MOOSE-Chem2: Exploring LLM Limits in Fine-Grained Scientific Hypothesis Discovery via Hierarchical Search
Zonglin Yang, Wanhao Liu, Ben Gao, Yujie Liu, Wei Li, Tong Xie, Lidong Bing, Wanli Ouyang, Erik Cambria, Dongzhan Zhou
TL;DR
The paper addresses the challenge of generating fine-grained, experimentally actionable scientific hypotheses, formalizing the task as combinatorial optimization and introducing the MOOSE-Chem2 framework with Hierarchical Heuristic Search (HHS) to exploit LLM internal heuristics. It demonstrates that hierarchical decomposition smooths the reward landscape and enables more effective optimization, outperforming flat baselines on a post-2024 chemistry benchmark with expert-annotated ground-truth hypotheses. Key findings include better alignment with ground-truth content, higher recall of methodological details, and that repeated evaluations by the strongest single LLM outperform diverse ensembles, with identical-LLM aggregation improving novelty and recall.

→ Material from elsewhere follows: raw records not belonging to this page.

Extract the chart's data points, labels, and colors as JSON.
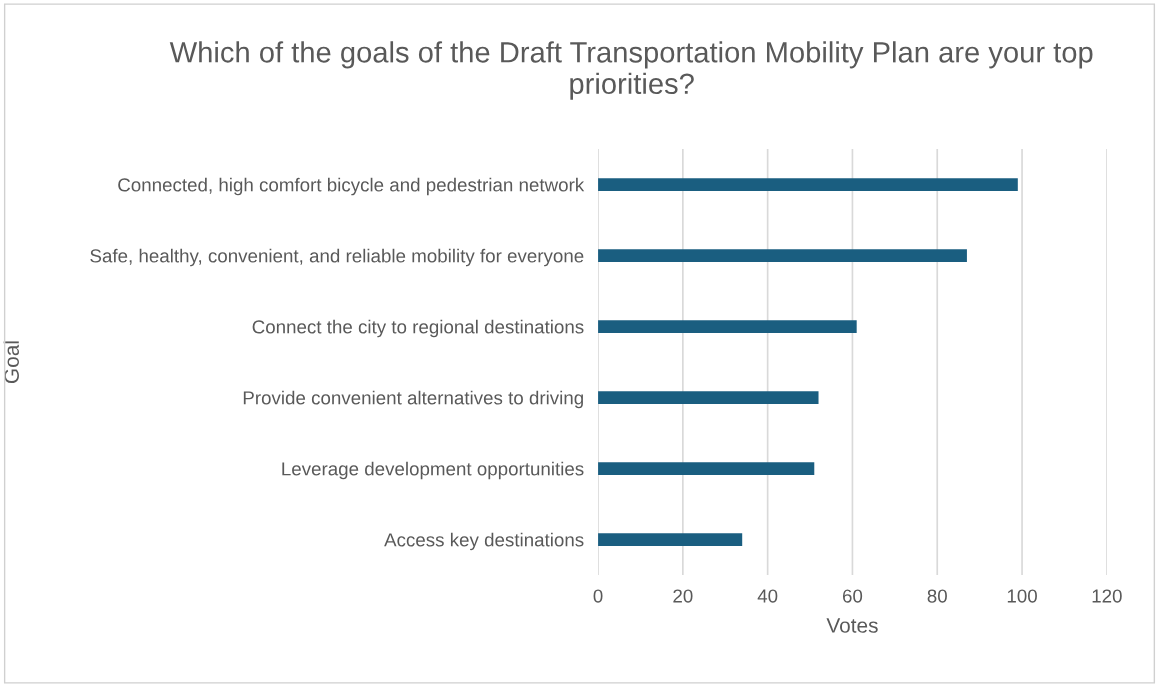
{
  "chart_data": {
    "type": "bar",
    "orientation": "horizontal",
    "title": "Which of the goals of the Draft Transportation Mobility Plan are your top priorities?",
    "xlabel": "Votes",
    "ylabel": "Goal",
    "categories": [
      "Connected, high comfort bicycle and pedestrian network",
      "Safe, healthy, convenient, and reliable mobility for everyone",
      "Connect the city to regional destinations",
      "Provide convenient alternatives to driving",
      "Leverage development opportunities",
      "Access key destinations"
    ],
    "values": [
      99,
      87,
      61,
      52,
      51,
      34
    ],
    "color": "#1a5e80",
    "xlim": [
      0,
      120
    ],
    "xticks": [
      0,
      20,
      40,
      60,
      80,
      100,
      120
    ],
    "grid": "x",
    "legend": false
  }
}
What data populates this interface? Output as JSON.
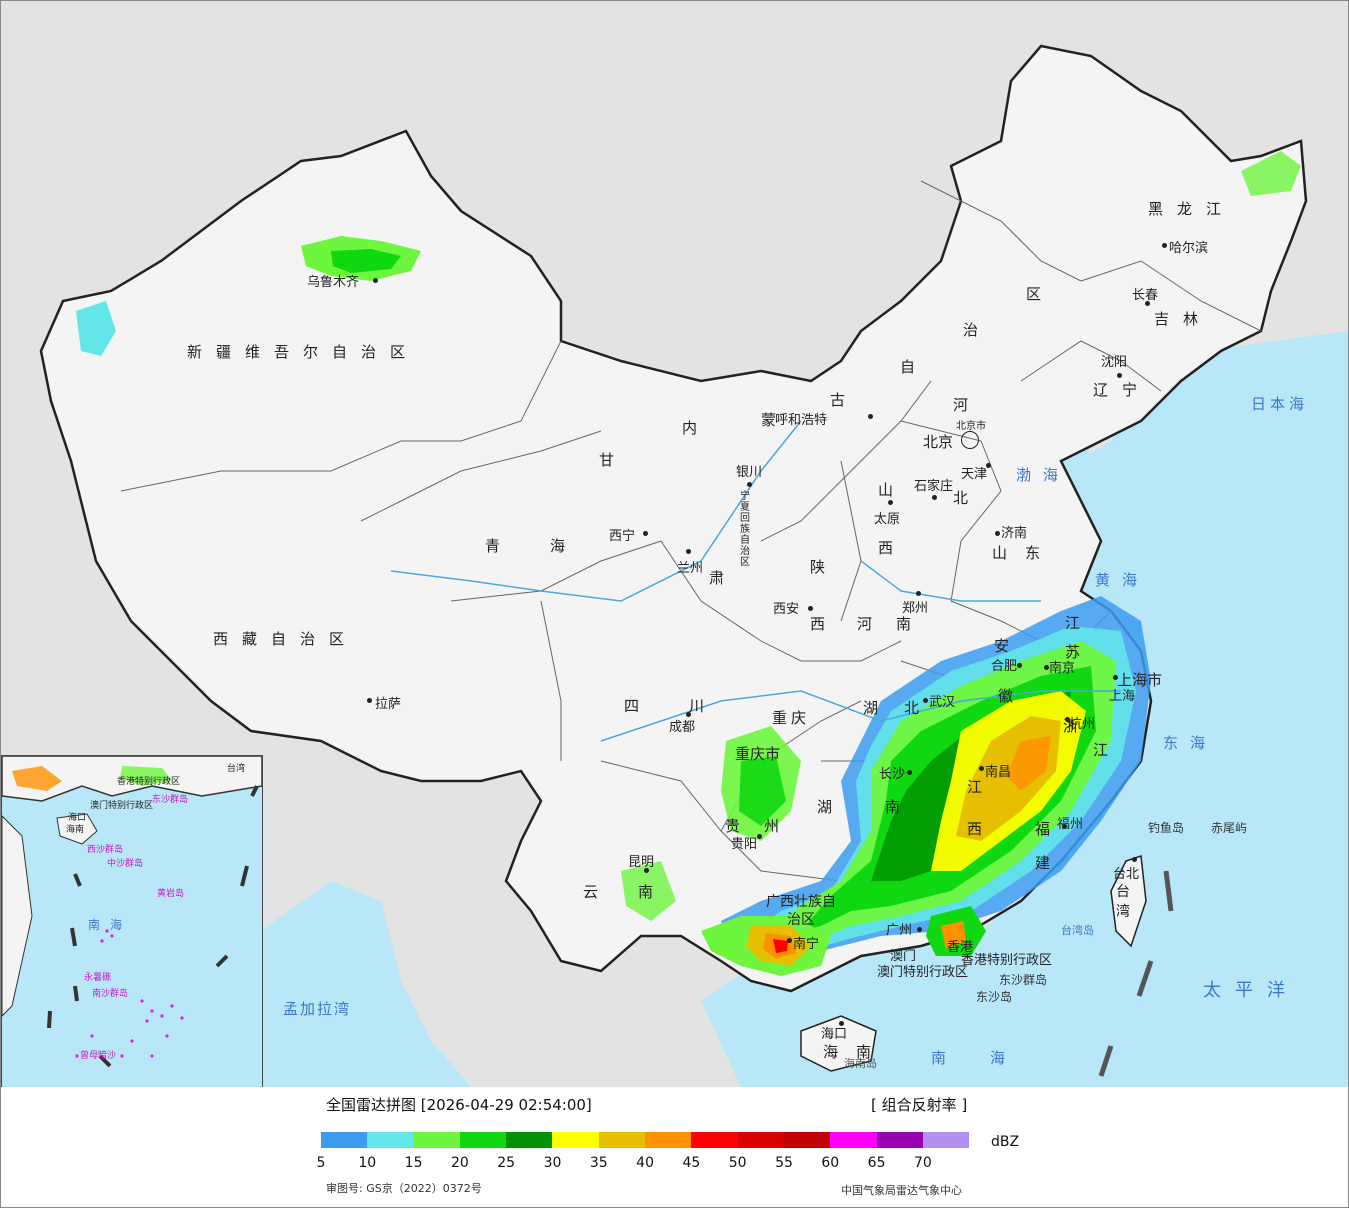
{
  "legend": {
    "title": "全国雷达拼图 [2026-04-29 02:54:00]",
    "product": "[ 组合反射率 ]",
    "unit": "dBZ",
    "colors": [
      "#3b9cf0",
      "#63e6ea",
      "#6ef53e",
      "#10d810",
      "#009000",
      "#ffff00",
      "#e6c000",
      "#ff9000",
      "#ff0000",
      "#d80000",
      "#c00000",
      "#ff00ff",
      "#9900b0",
      "#b090f0"
    ],
    "ticks": [
      "5",
      "10",
      "15",
      "20",
      "25",
      "30",
      "35",
      "40",
      "45",
      "50",
      "55",
      "60",
      "65",
      "70"
    ],
    "approval": "审图号: GS京（2022）0372号",
    "agency": "中国气象局雷达气象中心"
  },
  "map": {
    "provinces": [
      "新疆维吾尔自治区",
      "西藏自治区",
      "青海",
      "甘",
      "肃",
      "内",
      "蒙",
      "古",
      "自",
      "治",
      "区",
      "黑龙江",
      "吉林",
      "辽宁",
      "河",
      "北",
      "山",
      "西",
      "陕",
      "西",
      "四川",
      "云南",
      "贵州",
      "湖",
      "南",
      "湖",
      "北",
      "河南",
      "山东",
      "安",
      "徽",
      "江",
      "苏",
      "浙",
      "江",
      "江",
      "西",
      "福",
      "建",
      "广西壮族自治区",
      "海南"
    ],
    "cities": [
      "乌鲁木齐",
      "拉萨",
      "西宁",
      "兰州",
      "银川",
      "呼和浩特",
      "北京",
      "北京市",
      "天津",
      "石家庄",
      "太原",
      "济南",
      "郑州",
      "西安",
      "成都",
      "重庆",
      "重庆市",
      "武汉",
      "合肥",
      "南京",
      "上海",
      "上海市",
      "杭州",
      "南昌",
      "长沙",
      "福州",
      "台北",
      "贵阳",
      "昆明",
      "南宁",
      "广州",
      "澳门",
      "香港",
      "海口",
      "哈尔滨",
      "长春",
      "沈阳",
      "宁夏回族自治区",
      "香港特别行政区",
      "澳门特别行政区",
      "台湾",
      "台湾岛",
      "海南岛",
      "钓鱼岛",
      "赤尾屿",
      "东沙群岛",
      "东沙岛"
    ],
    "seas": [
      "日本海",
      "渤海",
      "黄海",
      "东海",
      "南海",
      "太平洋",
      "孟加拉湾"
    ],
    "inset_labels": [
      "南海",
      "海南",
      "东沙群岛",
      "西沙群岛",
      "中沙群岛",
      "黄岩岛",
      "南沙群岛",
      "曾母暗沙",
      "香港特别行政区",
      "澳门特别行政区",
      "台湾",
      "永暑礁",
      "海口"
    ]
  }
}
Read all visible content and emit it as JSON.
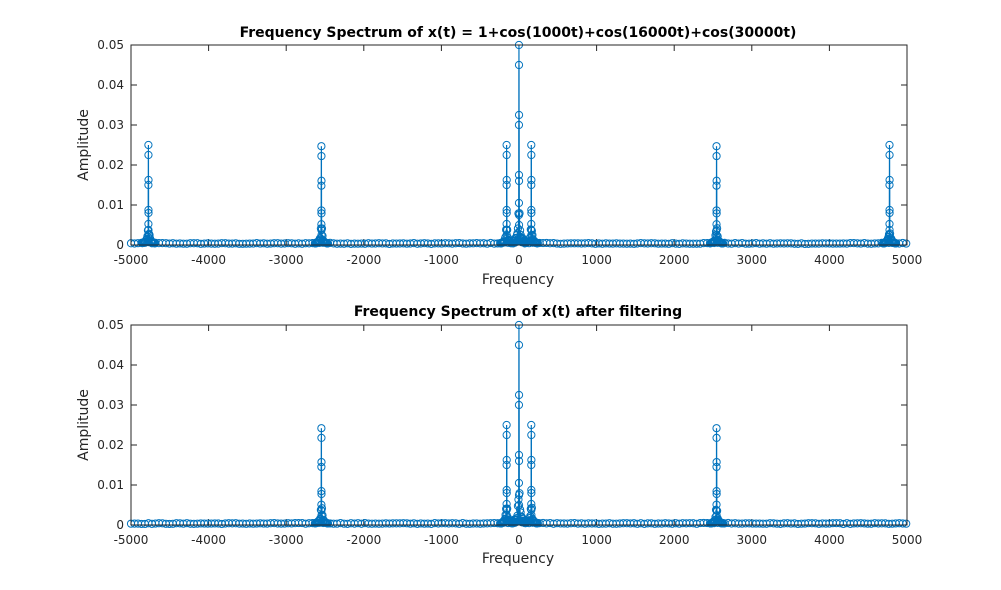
{
  "colors": {
    "series": "#0072BD",
    "axes": "#262626",
    "background": "#ffffff"
  },
  "chart_data": [
    {
      "type": "stem",
      "title": "Frequency Spectrum of x(t) = 1+cos(1000t)+cos(16000t)+cos(30000t)",
      "xlabel": "Frequency",
      "ylabel": "Amplitude",
      "xlim": [
        -5000,
        5000
      ],
      "ylim": [
        0,
        0.05
      ],
      "xticks": [
        "-5000",
        "-4000",
        "-3000",
        "-2000",
        "-1000",
        "0",
        "1000",
        "2000",
        "3000",
        "4000",
        "5000"
      ],
      "yticks": [
        "0",
        "0.01",
        "0.02",
        "0.03",
        "0.04",
        "0.05"
      ],
      "marker": "open-circle",
      "peaks": [
        {
          "x": -4775,
          "y": 0.025
        },
        {
          "x": -2546,
          "y": 0.0247
        },
        {
          "x": -159,
          "y": 0.025
        },
        {
          "x": 0,
          "y": 0.05
        },
        {
          "x": 159,
          "y": 0.025
        },
        {
          "x": 2546,
          "y": 0.0247
        },
        {
          "x": 4775,
          "y": 0.025
        }
      ]
    },
    {
      "type": "stem",
      "title": "Frequency Spectrum of x(t) after filtering",
      "xlabel": "Frequency",
      "ylabel": "Amplitude",
      "xlim": [
        -5000,
        5000
      ],
      "ylim": [
        0,
        0.05
      ],
      "xticks": [
        "-5000",
        "-4000",
        "-3000",
        "-2000",
        "-1000",
        "0",
        "1000",
        "2000",
        "3000",
        "4000",
        "5000"
      ],
      "yticks": [
        "0",
        "0.01",
        "0.02",
        "0.03",
        "0.04",
        "0.05"
      ],
      "marker": "open-circle",
      "peaks": [
        {
          "x": -2546,
          "y": 0.0242
        },
        {
          "x": -159,
          "y": 0.025
        },
        {
          "x": 0,
          "y": 0.05
        },
        {
          "x": 159,
          "y": 0.025
        },
        {
          "x": 2546,
          "y": 0.0242
        }
      ]
    }
  ]
}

The work suggests broad generalizability across disciplines via discipline-specific hierarchies and highlights directions for integrating experimental feedback and benchmark expansion.
Abstract
Large language models (LLMs) have shown promise in automating scientific hypothesis generation, yet existing approaches primarily yield coarse-grained hypotheses lacking critical methodological and experimental details. We introduce and formally define the new task of fine-grained scientific hypothesis discovery, which entails generating detailed, experimentally actionable hypotheses from coarse initial research directions. We frame this as a combinatorial optimization problem and investigate the upper limits of LLMs' capacity to solve it when maximally leveraged. Specifically, we explore four foundational questions: (1) how to best harness an LLM's internal heuristics to formulate the fine-grained hypothesis it itself would judge as the most promising among all the possible hypotheses it might generate, based on its own internal scoring-thus defining a latent reward landscape over the hypothesis space; (2) whether such LLM-judged better hypotheses exhibit stronger alignment with ground-truth hypotheses; (3) whether shaping the reward landscape using an ensemble of diverse LLMs of similar capacity yields better outcomes than defining it with repeated instances of the strongest LLM among them; and (4) whether an ensemble of identical LLMs provides a more reliable reward landscape than a single LLM. To address these questions, we propose a hierarchical search method that incrementally proposes and integrates details into the hypothesis, progressing from general concepts to specific experimental configurations. We show that this hierarchical process smooths the reward landscape and enables more effective optimization. Empirical evaluations on a new benchmark of expert-annotated fine-grained hypotheses from recent literature show that our method consistently outperforms strong baselines.